On Tue, 2009-06-30 at 10:22 +1000, Robert Edwards wrote:
> Would this be in addition to a unique constraint on (a, b, c) (for the
> cases where c is not null)?
That depends on your app's needs. Do you need to enforce uniqueness of
(a,b,c) ? Or of (a,b) where c is _not_ null? If so, then yes, that's in
addition to the existing unique index over a, b and c.
If you're happy to permit multiple identical (a,b,c) sets so long as c
is null, then there's no need for the additional index.
> In the real app. a and b are not null ints and c is a date. The date
> indicates if and when a row has expired (there are other columns in the
> table). I am trying to avoid having separate columns for the "if" and
> the "when" of the expiry.
Sounds fairly sensible to me, though I have the unsubstantiated feeling
that sometimes storing a boolean + date can help the database optimise
queries better.
If you do store a boolean and a date, add a check constraint to ensure
sanity:
CHECK ( is_expired = (expired_date IS NOT NULL) )
since you don't want a valid expired_date for an unexpired row, or a row
that expired at an unknown time.
> One alternate would be to use a date way off into the future (such as
> the famous 9/9/99 case many COBOL programmers used back in the 60's...)
> and to test on expired < now ().
Ick. Ick. Ick.
> Another option is to use a separate shadow table for the expired rows
> and to use a trigger function to "move" expired rows to that shadow
> table. Then need to use UNION etc. when I need to search across both
> current and expired rows.
That can work. It might be worth using inherited tables so you have a
single parent table that has rows from both history and live tables,
though.
Often a partial index on the main table works just as well, though.

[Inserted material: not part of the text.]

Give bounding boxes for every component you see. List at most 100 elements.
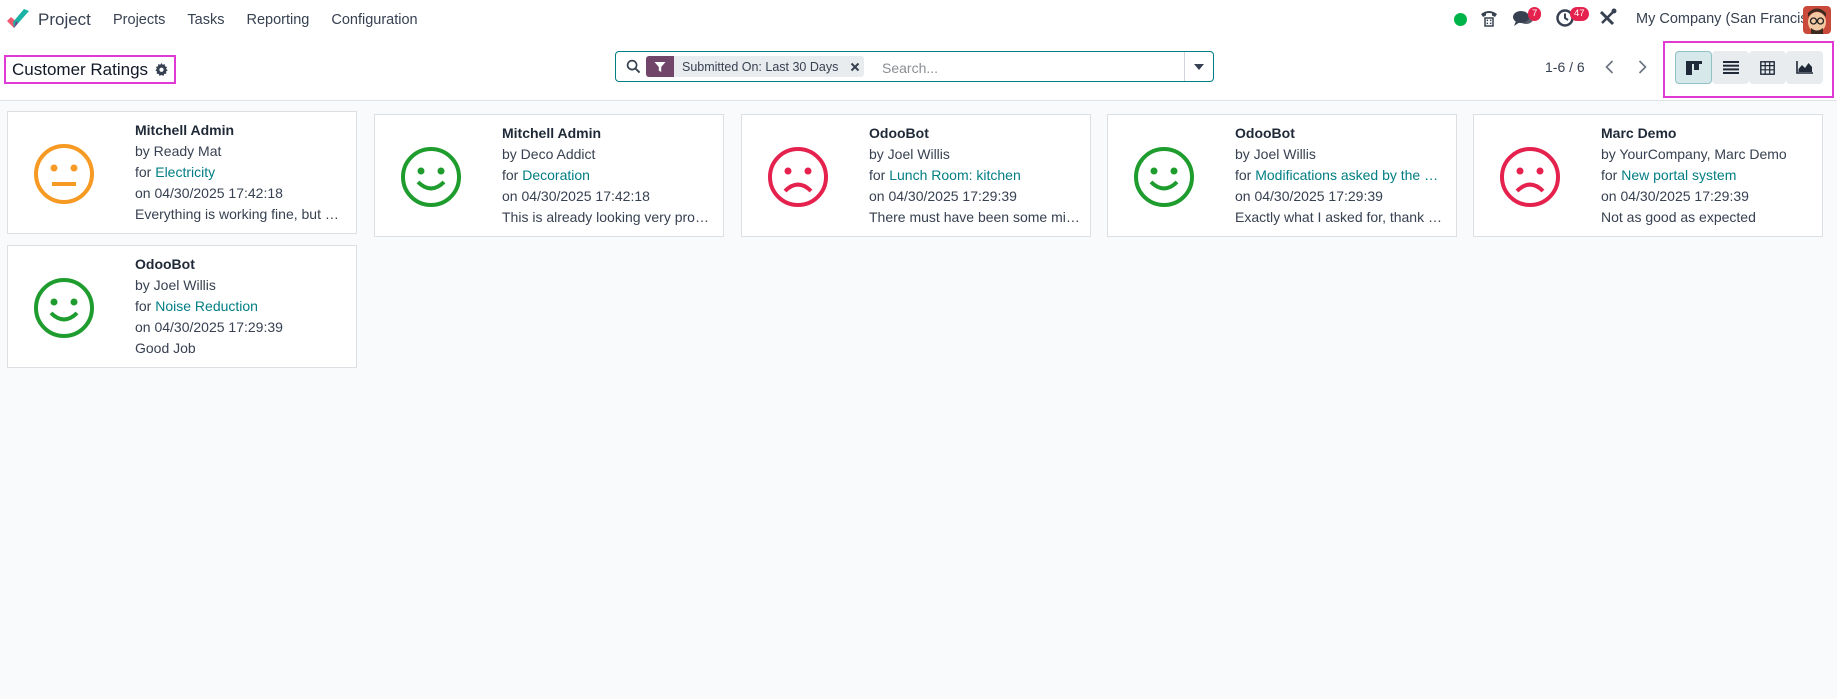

That's another benefit to adding the index on (a,b) where c is null:
it's a smaller index that takes up less memory and can be scanned much
faster.
Unlike partitioning the data into separate tables, though, you'll still
have a mix of expired and unexpired rows in the table heap. The data of
interest will be scattered across more blocks, so the index will be
bigger and more data will have to be read in to satisfy a `where c is
not null' constrained query. So a partial index isn't _as_ good as
partitioning the data - but it's quite a bit easier.
--
Craig Ringer